The weekend's collapse of U.S.-Iran peace talks was the session's defining event. Iran refused to budge on Strait of Hormuz control or its nuclear program. Trump responded immediately with a U.S. Navy blockade of Iranian ports and the Strait. Oil spiked above $100 intraday before retreating to $97.89 — the pullback itself was the signal. Markets are pricing a temporary disruption, not a full-scale war resumption. That's an optimistic read of a genuinely deteriorating situation.
Equities closed higher despite the geopolitical setback — a counterintuitive outcome explained by sector rotation, not macro confidence. Real Estate, Technology, and Financials led, suggesting the market is leaning on earnings season as its next anchor rather than geopolitical resolution. Goldman Sachs beat estimates and still fell 4.1%; the market is in a "show me" mood on corporate guidance.

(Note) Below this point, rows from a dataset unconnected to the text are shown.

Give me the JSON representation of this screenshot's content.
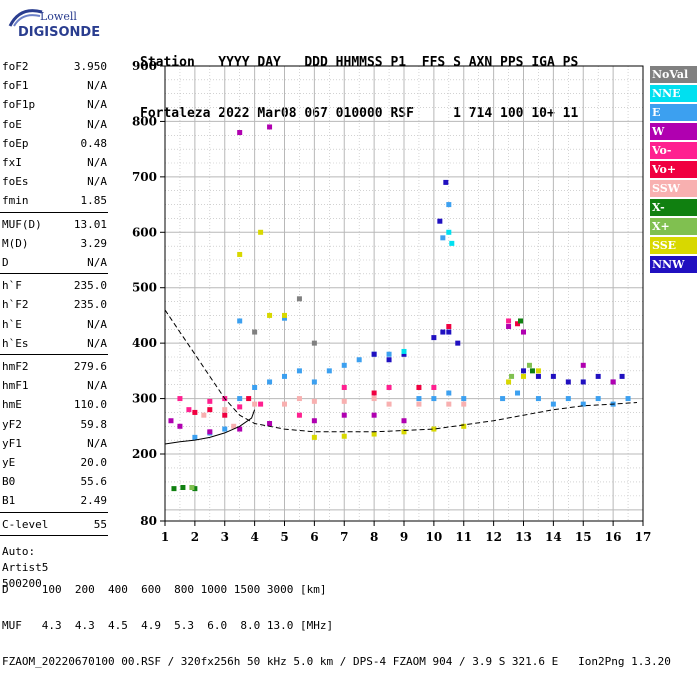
{
  "logo": {
    "line1": "Lowell",
    "line2": "DIGISONDE"
  },
  "header": {
    "line1": "Station   YYYY DAY   DDD HHMMSS P1  FFS S AXN PPS IGA PS",
    "line2": "Fortaleza 2022 Mar08 067 010000 RSF     1 714 100 10+ 11"
  },
  "params": {
    "group1": [
      {
        "name": "foF2",
        "value": "3.950"
      },
      {
        "name": "foF1",
        "value": "N/A"
      },
      {
        "name": "foF1p",
        "value": "N/A"
      },
      {
        "name": "foE",
        "value": "N/A"
      },
      {
        "name": "foEp",
        "value": "0.48"
      },
      {
        "name": "fxI",
        "value": "N/A"
      },
      {
        "name": "foEs",
        "value": "N/A"
      },
      {
        "name": "fmin",
        "value": "1.85"
      }
    ],
    "group2": [
      {
        "name": "MUF(D)",
        "value": "13.01"
      },
      {
        "name": "M(D)",
        "value": "3.29"
      },
      {
        "name": "D",
        "value": "N/A"
      }
    ],
    "group3": [
      {
        "name": "h`F",
        "value": "235.0"
      },
      {
        "name": "h`F2",
        "value": "235.0"
      },
      {
        "name": "h`E",
        "value": "N/A"
      },
      {
        "name": "h`Es",
        "value": "N/A"
      }
    ],
    "group4": [
      {
        "name": "hmF2",
        "value": "279.6"
      },
      {
        "name": "hmF1",
        "value": "N/A"
      },
      {
        "name": "hmE",
        "value": "110.0"
      },
      {
        "name": "yF2",
        "value": "59.8"
      },
      {
        "name": "yF1",
        "value": "N/A"
      },
      {
        "name": "yE",
        "value": "20.0"
      },
      {
        "name": "B0",
        "value": "55.6"
      },
      {
        "name": "B1",
        "value": "2.49"
      }
    ],
    "group5": [
      {
        "name": "C-level",
        "value": "55"
      }
    ],
    "auto": [
      "Auto:",
      "Artist5",
      "500200"
    ]
  },
  "legend": [
    {
      "label": "NoVal",
      "bg": "#808080",
      "fg": "#ffffff"
    },
    {
      "label": "NNE",
      "bg": "#00e0f0",
      "fg": "#ffffff"
    },
    {
      "label": "E",
      "bg": "#3ca0f0",
      "fg": "#ffffff"
    },
    {
      "label": "W",
      "bg": "#b000b0",
      "fg": "#ffffff"
    },
    {
      "label": "Vo-",
      "bg": "#ff2090",
      "fg": "#ffffff"
    },
    {
      "label": "Vo+",
      "bg": "#f00040",
      "fg": "#ffffff"
    },
    {
      "label": "SSW",
      "bg": "#f8b0b0",
      "fg": "#ffffff"
    },
    {
      "label": "X-",
      "bg": "#108010",
      "fg": "#ffffff"
    },
    {
      "label": "X+",
      "bg": "#80c050",
      "fg": "#ffffff"
    },
    {
      "label": "SSE",
      "bg": "#d8d800",
      "fg": "#ffffff"
    },
    {
      "label": "NNW",
      "bg": "#2010c0",
      "fg": "#ffffff"
    }
  ],
  "chart_data": {
    "type": "scatter",
    "xlabel": "",
    "ylabel": "",
    "xlim": [
      1,
      17
    ],
    "ylim": [
      80,
      900
    ],
    "x_ticks": [
      "1",
      "2",
      "3",
      "4",
      "5",
      "6",
      "7",
      "8",
      "9",
      "10",
      "11",
      "12",
      "13",
      "14",
      "15",
      "16",
      "17"
    ],
    "y_ticks": [
      "900",
      "800",
      "700",
      "600",
      "500",
      "400",
      "300",
      "200",
      "80"
    ],
    "series": [
      {
        "name": "E",
        "color": "#3ca0f0",
        "points": [
          [
            2.0,
            230
          ],
          [
            2.5,
            238
          ],
          [
            3.0,
            245
          ],
          [
            3.5,
            300
          ],
          [
            4.0,
            320
          ],
          [
            4.5,
            330
          ],
          [
            5.0,
            340
          ],
          [
            5.5,
            350
          ],
          [
            6.0,
            330
          ],
          [
            6.5,
            350
          ],
          [
            7.0,
            360
          ],
          [
            7.5,
            370
          ],
          [
            8.0,
            380
          ],
          [
            8.5,
            380
          ],
          [
            9.0,
            380
          ],
          [
            9.5,
            300
          ],
          [
            10.0,
            300
          ],
          [
            10.5,
            310
          ],
          [
            11.0,
            300
          ],
          [
            12.3,
            300
          ],
          [
            12.8,
            310
          ],
          [
            13.5,
            300
          ],
          [
            14.0,
            290
          ],
          [
            14.5,
            300
          ],
          [
            15.0,
            290
          ],
          [
            15.5,
            300
          ],
          [
            16.0,
            290
          ],
          [
            16.5,
            300
          ],
          [
            5.0,
            445
          ],
          [
            3.5,
            440
          ],
          [
            10.5,
            650
          ],
          [
            10.3,
            590
          ]
        ]
      },
      {
        "name": "NNW",
        "color": "#2010c0",
        "points": [
          [
            8.0,
            380
          ],
          [
            8.5,
            370
          ],
          [
            9.0,
            380
          ],
          [
            10.0,
            410
          ],
          [
            10.3,
            420
          ],
          [
            10.5,
            420
          ],
          [
            10.8,
            400
          ],
          [
            13.0,
            350
          ],
          [
            13.5,
            340
          ],
          [
            14.0,
            340
          ],
          [
            14.5,
            330
          ],
          [
            15.0,
            330
          ],
          [
            15.5,
            340
          ],
          [
            16.0,
            330
          ],
          [
            16.3,
            340
          ],
          [
            10.2,
            620
          ],
          [
            10.4,
            690
          ]
        ]
      },
      {
        "name": "SSW",
        "color": "#f8b0b0",
        "points": [
          [
            2.3,
            270
          ],
          [
            3.0,
            280
          ],
          [
            4.0,
            290
          ],
          [
            5.0,
            290
          ],
          [
            5.5,
            300
          ],
          [
            6.0,
            295
          ],
          [
            7.0,
            295
          ],
          [
            8.0,
            300
          ],
          [
            8.5,
            290
          ],
          [
            9.5,
            290
          ],
          [
            10.5,
            290
          ],
          [
            11.0,
            290
          ],
          [
            3.3,
            250
          ]
        ]
      },
      {
        "name": "W",
        "color": "#b000b0",
        "points": [
          [
            1.2,
            260
          ],
          [
            1.5,
            250
          ],
          [
            2.5,
            240
          ],
          [
            3.5,
            245
          ],
          [
            4.5,
            255
          ],
          [
            6.0,
            260
          ],
          [
            7.0,
            270
          ],
          [
            8.0,
            270
          ],
          [
            9.0,
            260
          ],
          [
            12.5,
            430
          ],
          [
            13.0,
            420
          ],
          [
            15.0,
            360
          ],
          [
            16.0,
            330
          ],
          [
            3.5,
            780
          ],
          [
            4.5,
            790
          ]
        ]
      },
      {
        "name": "Vo-",
        "color": "#ff2090",
        "points": [
          [
            1.5,
            300
          ],
          [
            1.8,
            280
          ],
          [
            2.5,
            295
          ],
          [
            3.0,
            300
          ],
          [
            3.5,
            285
          ],
          [
            4.2,
            290
          ],
          [
            5.5,
            270
          ],
          [
            7.0,
            320
          ],
          [
            8.5,
            320
          ],
          [
            10.0,
            320
          ],
          [
            12.5,
            440
          ]
        ]
      },
      {
        "name": "Vo+",
        "color": "#f00040",
        "points": [
          [
            2.0,
            275
          ],
          [
            2.5,
            280
          ],
          [
            3.0,
            270
          ],
          [
            3.8,
            300
          ],
          [
            8.0,
            310
          ],
          [
            9.5,
            320
          ],
          [
            10.5,
            430
          ],
          [
            12.8,
            435
          ]
        ]
      },
      {
        "name": "SSE",
        "color": "#d8d800",
        "points": [
          [
            4.5,
            450
          ],
          [
            5.0,
            450
          ],
          [
            6.0,
            230
          ],
          [
            7.0,
            232
          ],
          [
            8.0,
            236
          ],
          [
            9.0,
            240
          ],
          [
            10.0,
            245
          ],
          [
            11.0,
            250
          ],
          [
            13.0,
            340
          ],
          [
            13.5,
            350
          ],
          [
            12.5,
            330
          ],
          [
            3.5,
            560
          ],
          [
            4.2,
            600
          ]
        ]
      },
      {
        "name": "X-",
        "color": "#108010",
        "points": [
          [
            1.3,
            138
          ],
          [
            1.6,
            140
          ],
          [
            2.0,
            138
          ],
          [
            12.9,
            440
          ],
          [
            13.3,
            350
          ]
        ]
      },
      {
        "name": "X+",
        "color": "#80c050",
        "points": [
          [
            1.9,
            140
          ],
          [
            13.2,
            360
          ],
          [
            12.6,
            340
          ]
        ]
      },
      {
        "name": "NNE",
        "color": "#00e0f0",
        "points": [
          [
            10.5,
            600
          ],
          [
            10.6,
            580
          ],
          [
            9.0,
            385
          ]
        ]
      },
      {
        "name": "NoVal",
        "color": "#808080",
        "points": [
          [
            4.0,
            420
          ],
          [
            5.5,
            480
          ],
          [
            6.0,
            400
          ]
        ]
      }
    ],
    "traces": [
      {
        "name": "dashed-profile",
        "points": [
          [
            1.0,
            460
          ],
          [
            1.5,
            420
          ],
          [
            2.0,
            380
          ],
          [
            2.5,
            340
          ],
          [
            3.0,
            300
          ],
          [
            3.5,
            270
          ],
          [
            4.0,
            255
          ],
          [
            5.0,
            245
          ],
          [
            6.0,
            240
          ],
          [
            8.0,
            240
          ],
          [
            10.0,
            245
          ],
          [
            12.0,
            260
          ],
          [
            13.0,
            270
          ],
          [
            14.0,
            280
          ],
          [
            15.0,
            287
          ],
          [
            16.0,
            290
          ],
          [
            16.8,
            293
          ]
        ]
      },
      {
        "name": "solid-profile",
        "points": [
          [
            1.0,
            218
          ],
          [
            1.5,
            222
          ],
          [
            2.0,
            225
          ],
          [
            2.5,
            230
          ],
          [
            3.0,
            238
          ],
          [
            3.5,
            250
          ],
          [
            3.9,
            265
          ],
          [
            4.0,
            280
          ]
        ]
      }
    ]
  },
  "footer": {
    "line1": "D     100  200  400  600  800 1000 1500 3000 [km]",
    "line2": "MUF   4.3  4.3  4.5  4.9  5.3  6.0  8.0 13.0 [MHz]",
    "line3": "FZAOM_20220670100 00.RSF / 320fx256h 50 kHz 5.0 km / DPS-4 FZAOM 904 / 3.9 S 321.6 E   Ion2Png 1.3.20"
  }
}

Sector Performance — April 13, 2026 (%)
View data table
| Label | Value |
|---|---|
| Real Estate | 2.45 |
| Financial Services | 2.37 |
| Technology | 2.15 |
| Industrials | 2.04 |
| Consumer Cyclical | 1.35 |
| Utilities | 1.28 |
| Basic Materials | 1.2 |
| Healthcare | 1.11 |
| Communication Services | 1.06 |
| Energy | -1.09 |
| Consumer Defensive | -1.49 |
| Index | Close | Change | What It Signals |
|---|---|---|---|
| S&P 500 | 686.10 | +0.98% | Held gains despite geopolitical shock |
| Nasdaq | 617.39 | +1.03% | Tech led — earnings optimism outweighed macro fear |
| Dow | 482.13 | +0.60% | Lagged; Goldman drag and energy weakness weighed |
| Russell 2000 | 265.07 | +1.44% | Small caps outperformed — risk appetite intact |
Energy's -1.09% decline while oil sits near $98 is the session's sharpest contradiction. The sector that should benefit most from a Strait blockade sold off — traders are pricing in ceasefire extension, not escalation. That bet expires April 22. JPMorgan, Citigroup, and Wells Fargo report this week; if guidance disappoints, the market loses its last near-term catalyst and the April 22 deadline becomes the only thing left to trade.